The jury as arbiter of scientific evidence may raise a plethora of valid concerns. Ultimately, however, experts are not permitted to usurp the role of the trier of fact. Juries have long had to mull over the conflicting opinions of expert witnesses in reaching their findings. They are also frequently called on to integrate disparate pieces of information and make difficult decisions in the courtroom every day. Cases in which conflicting CPGs are presented may pose somewhat of a conundrum for jurists and for the court. This problem notwithstanding, juries operate in an historically adversarial system where conflicting perspectives form the backdrop of legal proceedings. Therefore, the use of conflicting CPGs may be considered simply business as usual in cases that are germane to health care and clinical practice.
Conclusions
Recupero should be lauded for calling attention to the expanding role of CPGs in medicolegal settings.
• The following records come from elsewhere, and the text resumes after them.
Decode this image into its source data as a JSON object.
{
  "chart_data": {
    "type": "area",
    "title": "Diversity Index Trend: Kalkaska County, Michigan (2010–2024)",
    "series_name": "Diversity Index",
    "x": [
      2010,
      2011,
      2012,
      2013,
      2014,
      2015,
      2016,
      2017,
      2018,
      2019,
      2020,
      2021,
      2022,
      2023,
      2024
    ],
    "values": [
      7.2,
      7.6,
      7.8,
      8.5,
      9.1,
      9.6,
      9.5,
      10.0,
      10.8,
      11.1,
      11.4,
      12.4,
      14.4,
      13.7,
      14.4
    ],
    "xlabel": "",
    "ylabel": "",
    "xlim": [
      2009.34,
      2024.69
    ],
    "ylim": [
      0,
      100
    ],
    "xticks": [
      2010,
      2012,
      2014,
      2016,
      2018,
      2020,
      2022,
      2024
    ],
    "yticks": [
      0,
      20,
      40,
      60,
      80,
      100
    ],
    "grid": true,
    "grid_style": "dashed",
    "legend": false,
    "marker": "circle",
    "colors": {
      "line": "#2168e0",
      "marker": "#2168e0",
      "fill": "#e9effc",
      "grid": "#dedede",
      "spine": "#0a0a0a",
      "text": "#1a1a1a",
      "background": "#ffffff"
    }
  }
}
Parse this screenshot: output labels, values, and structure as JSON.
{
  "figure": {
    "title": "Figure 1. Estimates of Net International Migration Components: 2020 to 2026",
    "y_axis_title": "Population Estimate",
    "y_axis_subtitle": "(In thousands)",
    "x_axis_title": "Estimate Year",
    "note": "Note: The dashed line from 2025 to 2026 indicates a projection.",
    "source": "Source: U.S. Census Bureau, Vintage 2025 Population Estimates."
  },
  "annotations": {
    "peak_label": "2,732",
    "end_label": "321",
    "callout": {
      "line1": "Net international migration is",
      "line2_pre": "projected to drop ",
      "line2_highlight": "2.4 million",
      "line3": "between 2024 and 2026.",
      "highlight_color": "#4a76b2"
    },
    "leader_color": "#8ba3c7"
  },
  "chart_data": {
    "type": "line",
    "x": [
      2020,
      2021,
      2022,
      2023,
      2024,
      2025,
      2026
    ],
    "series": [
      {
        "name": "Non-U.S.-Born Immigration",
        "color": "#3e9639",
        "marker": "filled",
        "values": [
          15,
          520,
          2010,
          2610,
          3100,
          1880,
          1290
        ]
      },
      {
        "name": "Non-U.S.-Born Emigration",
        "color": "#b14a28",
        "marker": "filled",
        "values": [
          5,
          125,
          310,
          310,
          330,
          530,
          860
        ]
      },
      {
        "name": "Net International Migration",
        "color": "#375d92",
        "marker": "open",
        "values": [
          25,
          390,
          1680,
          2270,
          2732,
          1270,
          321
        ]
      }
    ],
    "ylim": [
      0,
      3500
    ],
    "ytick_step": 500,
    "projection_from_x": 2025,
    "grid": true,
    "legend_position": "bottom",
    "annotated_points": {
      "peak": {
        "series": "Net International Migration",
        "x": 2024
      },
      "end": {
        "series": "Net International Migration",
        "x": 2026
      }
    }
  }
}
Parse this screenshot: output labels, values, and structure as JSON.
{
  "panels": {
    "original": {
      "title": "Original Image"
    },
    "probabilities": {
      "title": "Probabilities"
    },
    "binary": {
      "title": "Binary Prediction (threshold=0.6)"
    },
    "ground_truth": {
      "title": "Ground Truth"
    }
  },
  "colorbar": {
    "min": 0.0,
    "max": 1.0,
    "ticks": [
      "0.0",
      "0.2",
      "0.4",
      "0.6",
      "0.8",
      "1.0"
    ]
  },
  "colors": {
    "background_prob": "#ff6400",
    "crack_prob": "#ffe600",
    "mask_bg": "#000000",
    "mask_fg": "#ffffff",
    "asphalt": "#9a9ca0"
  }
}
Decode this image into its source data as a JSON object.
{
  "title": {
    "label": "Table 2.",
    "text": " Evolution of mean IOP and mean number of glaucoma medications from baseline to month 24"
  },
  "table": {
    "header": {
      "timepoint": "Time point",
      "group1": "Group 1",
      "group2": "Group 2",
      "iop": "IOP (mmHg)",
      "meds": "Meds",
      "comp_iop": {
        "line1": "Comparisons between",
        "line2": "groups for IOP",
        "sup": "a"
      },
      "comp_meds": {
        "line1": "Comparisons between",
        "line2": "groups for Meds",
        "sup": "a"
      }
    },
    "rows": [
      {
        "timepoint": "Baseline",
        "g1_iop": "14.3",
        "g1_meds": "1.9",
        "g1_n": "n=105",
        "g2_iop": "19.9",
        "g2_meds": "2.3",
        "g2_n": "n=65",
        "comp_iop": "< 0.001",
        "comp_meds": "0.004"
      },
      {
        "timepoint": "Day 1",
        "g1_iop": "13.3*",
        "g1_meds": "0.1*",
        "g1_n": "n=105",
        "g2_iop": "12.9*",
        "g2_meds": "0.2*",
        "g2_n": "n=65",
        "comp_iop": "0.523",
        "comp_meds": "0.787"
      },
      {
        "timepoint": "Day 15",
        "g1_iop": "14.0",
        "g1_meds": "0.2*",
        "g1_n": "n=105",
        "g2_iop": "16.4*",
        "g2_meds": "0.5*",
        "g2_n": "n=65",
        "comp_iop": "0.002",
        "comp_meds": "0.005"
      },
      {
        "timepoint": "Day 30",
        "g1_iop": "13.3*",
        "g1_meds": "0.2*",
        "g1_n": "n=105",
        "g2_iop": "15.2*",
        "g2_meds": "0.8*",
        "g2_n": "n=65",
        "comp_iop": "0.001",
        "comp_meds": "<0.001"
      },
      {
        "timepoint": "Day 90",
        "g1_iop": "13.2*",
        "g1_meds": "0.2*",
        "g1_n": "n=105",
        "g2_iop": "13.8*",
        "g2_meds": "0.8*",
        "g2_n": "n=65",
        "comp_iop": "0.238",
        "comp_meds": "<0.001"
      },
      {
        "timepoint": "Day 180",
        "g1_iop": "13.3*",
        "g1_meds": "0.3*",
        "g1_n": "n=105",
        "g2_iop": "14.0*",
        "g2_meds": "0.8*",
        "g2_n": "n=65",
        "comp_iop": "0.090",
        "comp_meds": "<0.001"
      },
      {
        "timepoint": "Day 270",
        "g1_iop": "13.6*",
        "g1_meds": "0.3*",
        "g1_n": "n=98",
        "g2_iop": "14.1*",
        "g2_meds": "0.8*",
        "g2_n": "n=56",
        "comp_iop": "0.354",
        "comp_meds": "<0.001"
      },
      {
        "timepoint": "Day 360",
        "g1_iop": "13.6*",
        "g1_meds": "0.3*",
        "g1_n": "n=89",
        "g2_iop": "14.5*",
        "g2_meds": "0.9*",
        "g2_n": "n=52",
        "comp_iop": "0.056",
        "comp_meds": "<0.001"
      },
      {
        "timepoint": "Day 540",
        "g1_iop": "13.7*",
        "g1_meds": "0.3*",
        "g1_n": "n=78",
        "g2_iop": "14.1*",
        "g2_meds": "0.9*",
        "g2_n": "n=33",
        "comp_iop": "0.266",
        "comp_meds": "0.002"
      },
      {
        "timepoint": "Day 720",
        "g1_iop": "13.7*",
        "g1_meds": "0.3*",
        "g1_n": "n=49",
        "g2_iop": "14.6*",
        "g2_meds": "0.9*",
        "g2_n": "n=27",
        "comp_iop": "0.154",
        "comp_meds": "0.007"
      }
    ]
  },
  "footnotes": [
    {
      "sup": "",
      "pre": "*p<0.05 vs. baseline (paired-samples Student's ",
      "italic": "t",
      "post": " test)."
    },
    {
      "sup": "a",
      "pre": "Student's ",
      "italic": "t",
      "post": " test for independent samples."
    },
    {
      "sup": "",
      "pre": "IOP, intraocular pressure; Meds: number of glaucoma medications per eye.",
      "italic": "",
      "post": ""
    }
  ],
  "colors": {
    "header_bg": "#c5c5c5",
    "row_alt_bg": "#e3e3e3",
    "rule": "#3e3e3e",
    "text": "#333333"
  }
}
Although physicians value autonomy and reliance on clinical experience, medical practice guidelines serve to standardize care in a way that helps to shield clinicians from legal action. Some physicians who treat patients in the context of a legal setting may fear that CPGs will eventually displace the expert witness as the primary source of medical information for the court. However, such an occurrence seems unlikely, since the law favors a “testimonial” model (as evidenced by the restrictions placed on written scientific information by the Federal Rules of Evidence) and invests “customary practice” as a bulwark against atypical or bizarre modes of care.21 For those who chafe against CPGs as a stricture on physician autonomy, remember that CPGs may also serve as a bomb shelter in a malpractice determination. In Helling, the appellate court threw out the accepted standard of care in favor of its own determination. If Helling is the Frankenstein of legal construction, then the CPG is the Easter Bunny. At any rate, better a CPG than no standard at all.